山高万重,水流千尺,安静洒下的阳光,带来了我久违的故人。
我旅居此地已久,数年前到此,后又离开。回想以前,我尚是少年,今已暮年。我想在离开之前再见见我的老朋友,他们是我多年前在这里认识的人,这些年同我一样,都是闲云野鹤。走过很多地方,见过很多人,遇过很多事。想来,我们会有很多话可以说。
濬来了,带着绿绮。我们相约峨眉峰下,就着四起的雾气,听着潺潺的溪流与风声,他走来了。岁月在他身上留下痕迹,多年的旅途使他步伐不因年岁而拖沓。头上的戒痂,手拿着绿绮,已经褪去颜色的褐色僧袍,让他的身份一目了然。他胸前的佛珠十分光亮,看得出,有无数个日日夜夜,他手拿佛珠,低声诵经。
相顾无言,说的就是我两吧。多年的沧桑,让我们变得沉默,纵使有万般苦难,也无从倾诉。只是默默看着远方,一切都看起来云淡风轻。山间风很轻,鸟儿叽叽喳喳,他说,我为你弹奏一曲可好。缓缓的琴音,像从至高的山顶上流淌下来的一样,澄澈清新。忽而,琴音由松变紧,恍惚间,犹如万棵松倒,排山倒海而来。我的心随着琴音,忽而紧张,忽而放松。一曲终,我久久不能静。
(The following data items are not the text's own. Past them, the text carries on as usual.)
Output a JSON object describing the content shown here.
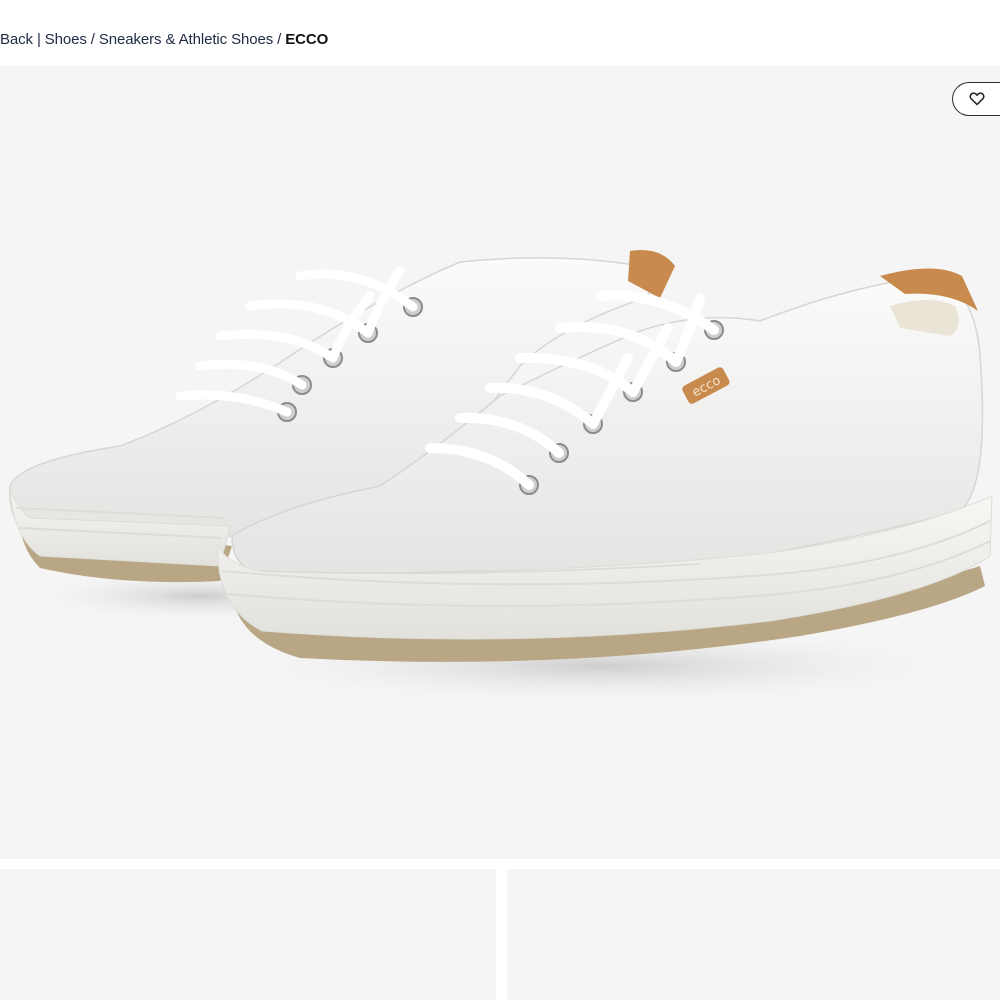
{
  "breadcrumb": {
    "back_label": "Back",
    "divider": "|",
    "items": [
      "Shoes",
      "Sneakers & Athletic Shoes"
    ],
    "separator": "/",
    "current": "ECCO"
  },
  "product_image": {
    "favorite_icon": "heart-outline-icon",
    "background_color": "#f5f5f5",
    "logo_tag_text": "ecco"
  },
  "thumbnails": {
    "count": 2
  }
}
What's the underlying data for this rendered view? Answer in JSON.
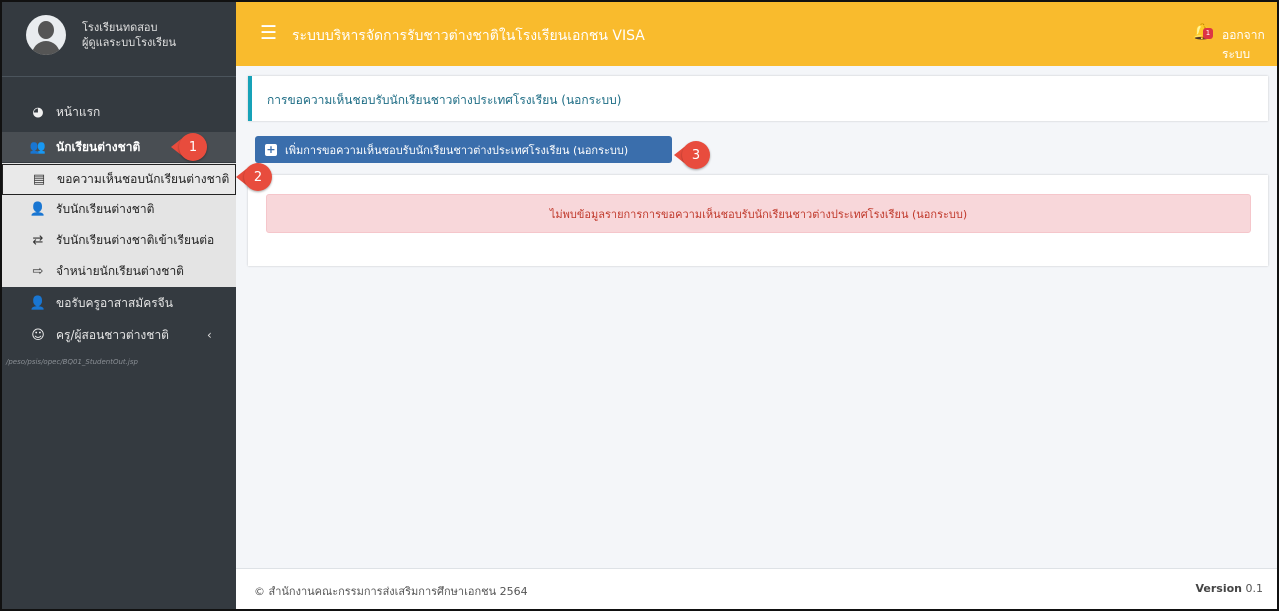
{
  "user": {
    "school": "โรงเรียนทดสอบ",
    "role": "ผู้ดูแลระบบโรงเรียน"
  },
  "sidebar": {
    "items": [
      {
        "label": "หน้าแรก",
        "icon": "dashboard-icon"
      },
      {
        "label": "นักเรียนต่างชาติ",
        "icon": "users-icon"
      },
      {
        "label": "ขอรับครูอาสาสมัครจีน",
        "icon": "user-plus-icon"
      },
      {
        "label": "ครู/ผู้สอนชาวต่างชาติ",
        "icon": "teacher-group-icon"
      }
    ],
    "submenu": [
      {
        "label": "ขอความเห็นชอบนักเรียนต่างชาติ",
        "icon": "document-icon"
      },
      {
        "label": "รับนักเรียนต่างชาติ",
        "icon": "user-check-icon"
      },
      {
        "label": "รับนักเรียนต่างชาติเข้าเรียนต่อ",
        "icon": "transfer-users-icon"
      },
      {
        "label": "จำหน่ายนักเรียนต่างชาติ",
        "icon": "sign-out-icon"
      }
    ],
    "path_hint": "/peso/psis/opec/BQ01_StudentOut.jsp"
  },
  "callouts": [
    "1",
    "2",
    "3"
  ],
  "header": {
    "title": "ระบบบริหารจัดการรับชาวต่างชาติในโรงเรียนเอกชน VISA",
    "notification_count": "1",
    "logout": "ออกจากระบบ"
  },
  "main": {
    "page_heading": "การขอความเห็นชอบรับนักเรียนชาวต่างประเทศโรงเรียน (นอกระบบ)",
    "add_button": "เพิ่มการขอความเห็นชอบรับนักเรียนชาวต่างประเทศโรงเรียน (นอกระบบ)",
    "empty_message": "ไม่พบข้อมูลรายการการขอความเห็นชอบรับนักเรียนชาวต่างประเทศโรงเรียน (นอกระบบ)"
  },
  "footer": {
    "copyright": "© สำนักงานคณะกรรมการส่งเสริมการศึกษาเอกชน 2564",
    "version_label": "Version",
    "version_number": "0.1"
  },
  "colors": {
    "topbar": "#f9bb2d",
    "sidebar": "#343a40",
    "primary_button": "#3a6eac",
    "callout": "#e84c3d",
    "alert_bg": "#f8d7da",
    "alert_text": "#c0392b"
  }
}
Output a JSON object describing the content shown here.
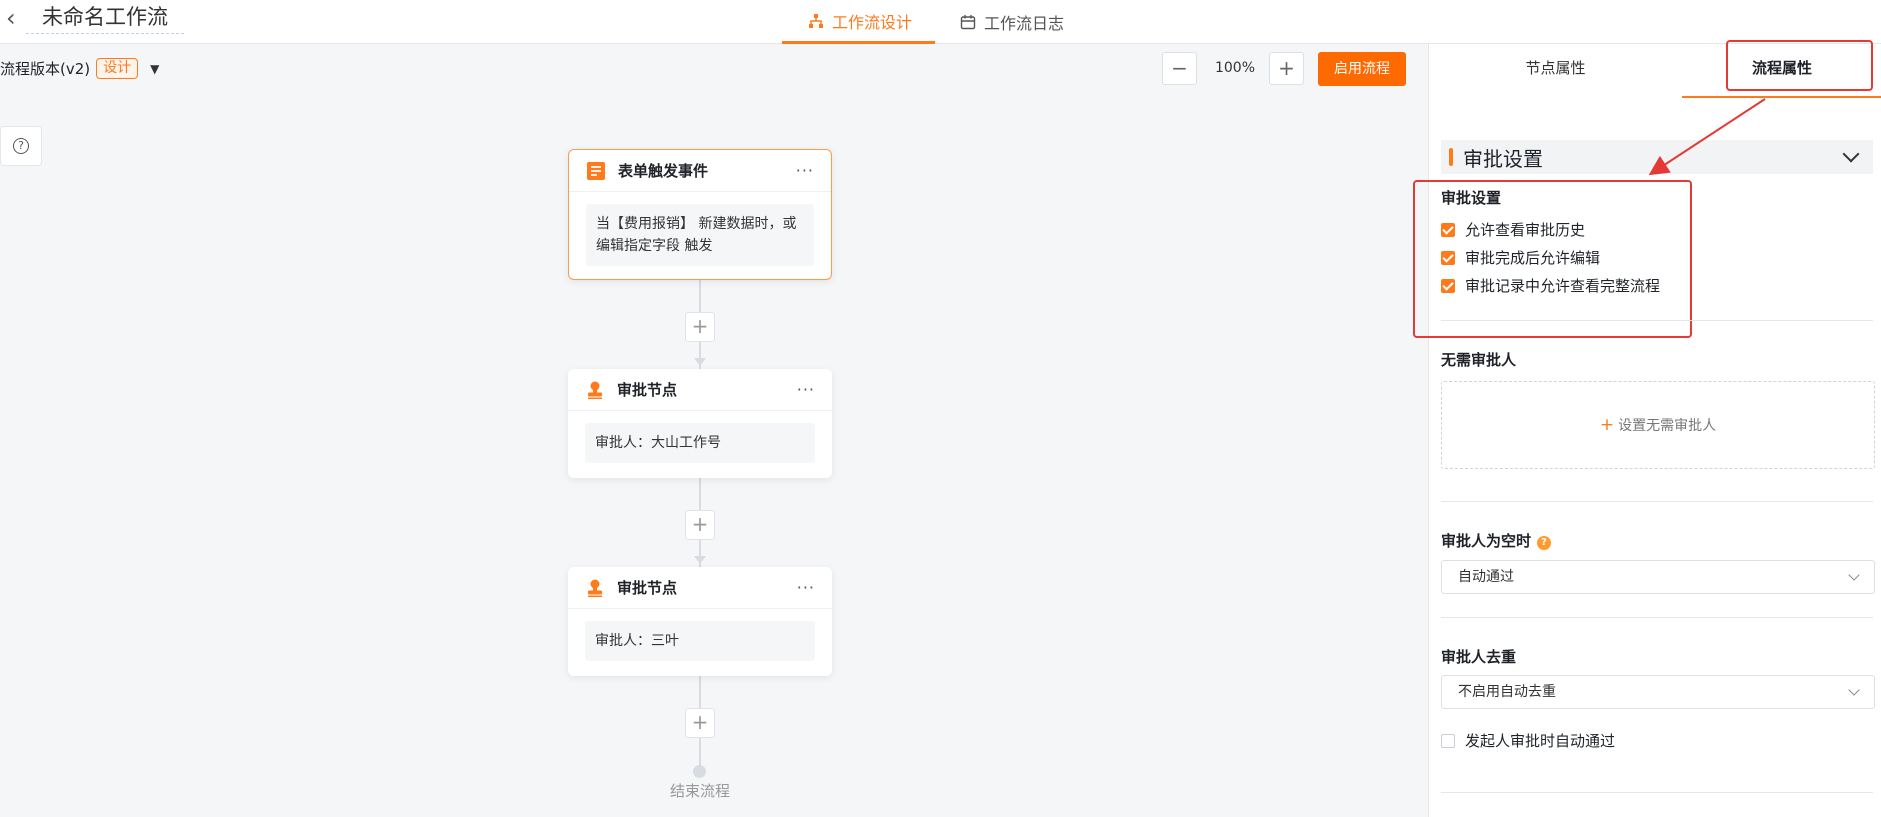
{
  "header": {
    "title": "未命名工作流",
    "tabs": [
      {
        "label": "工作流设计",
        "active": true,
        "icon": "flow-diagram-icon"
      },
      {
        "label": "工作流日志",
        "active": false,
        "icon": "calendar-icon"
      }
    ]
  },
  "toolbar": {
    "version_label": "流程版本(v2)",
    "mode_badge": "设计",
    "zoom_level": "100%",
    "zoom_out": "−",
    "zoom_in": "+",
    "enable_label": "启用流程"
  },
  "flow": {
    "nodes": [
      {
        "title": "表单触发事件",
        "body": "当【费用报销】 新建数据时，或编辑指定字段 触发",
        "icon": "form-icon"
      },
      {
        "title": "审批节点",
        "body": "审批人：大山工作号",
        "icon": "stamp-icon"
      },
      {
        "title": "审批节点",
        "body": "审批人：三叶",
        "icon": "stamp-icon"
      }
    ],
    "add_label": "+",
    "more_label": "···",
    "end_label": "结束流程"
  },
  "panel": {
    "tabs": [
      "节点属性",
      "流程属性"
    ],
    "active_tab": "流程属性",
    "section_title": "审批设置",
    "approval_settings": {
      "label": "审批设置",
      "options": [
        {
          "label": "允许查看审批历史",
          "checked": true
        },
        {
          "label": "审批完成后允许编辑",
          "checked": true
        },
        {
          "label": "审批记录中允许查看完整流程",
          "checked": true
        }
      ]
    },
    "no_approver": {
      "label": "无需审批人",
      "add_label": "设置无需审批人"
    },
    "empty_approver": {
      "label": "审批人为空时",
      "help": "?",
      "value": "自动通过"
    },
    "dedup": {
      "label": "审批人去重",
      "value": "不启用自动去重"
    },
    "auto_pass": {
      "label": "发起人审批时自动通过",
      "checked": false
    }
  },
  "colors": {
    "accent": "#ff7a1a",
    "button": "#ff6a00",
    "annotation": "#e53935"
  }
}
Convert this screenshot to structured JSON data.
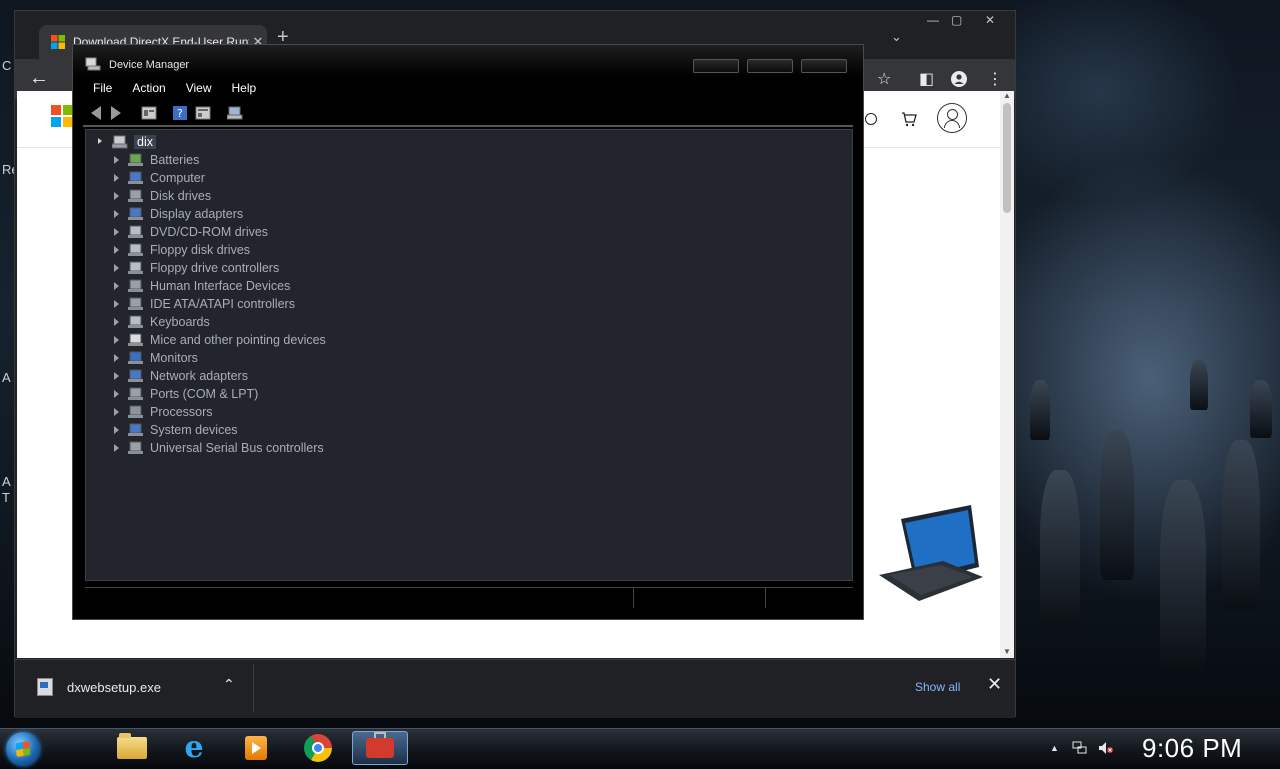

与长久居住于此的人相较,他和我都是此地的客人,我们身不由己,总是在他乡漂泊。但在此时此刻,他好像这里的主人一般,也许是跋山涉水,各地的山水都认了他做友,或许是他终日与山水相伴,天地之间,皆可为家。我的一颗客心啊,随着他的琴音像流水般漂泊。他的琴跟着他走了许久,也默默记下了他眼里的事,此曲,以音述事,那些受过的苦难,又清晰的展现在我的面前。声音的尾巴重重的打在上了霜的钟上,也重重的打在了我的心上。我多么想它没有叫醒我啊,但是,它让我如此清醒啊!
一曲终,掀起我无数感慨。不知不觉间,天色变了,我们相伴,从山间走向市集。慢慢的,暮色染上山头,一切都静了,鸟儿不言语,风儿不乱跑。远处天上的云渐渐暗了几重。就这样,一切都在静静的陪着我们归去。
回到我的住处,我们三五小菜,两杯清酒,聊了很多。没说过去,也不谈未来。只言近日各地的奇人怪事,他在说,我在听。听着有趣,也慢慢从悲伤之中走了出来。试问,普天之下,谁人不感伤悲。像这天一样,暗了的就不再追究了吧,天不遂人愿,你我也都无可奈何,我仕途不顺,纵使我有天大的才华又能怎样呢!赏一路美景,自在洒脱便好。游览下一处,遇见下一人便可。月上柳梢头,濬已经告辞离去了,只留我一人,剩些许浊酒,饮完。醒来又是一日,我也该去往另一处。
树影斑驳,我已在途中,听闻有人唱曲,却不知意,细细听来,原是我已在他乡。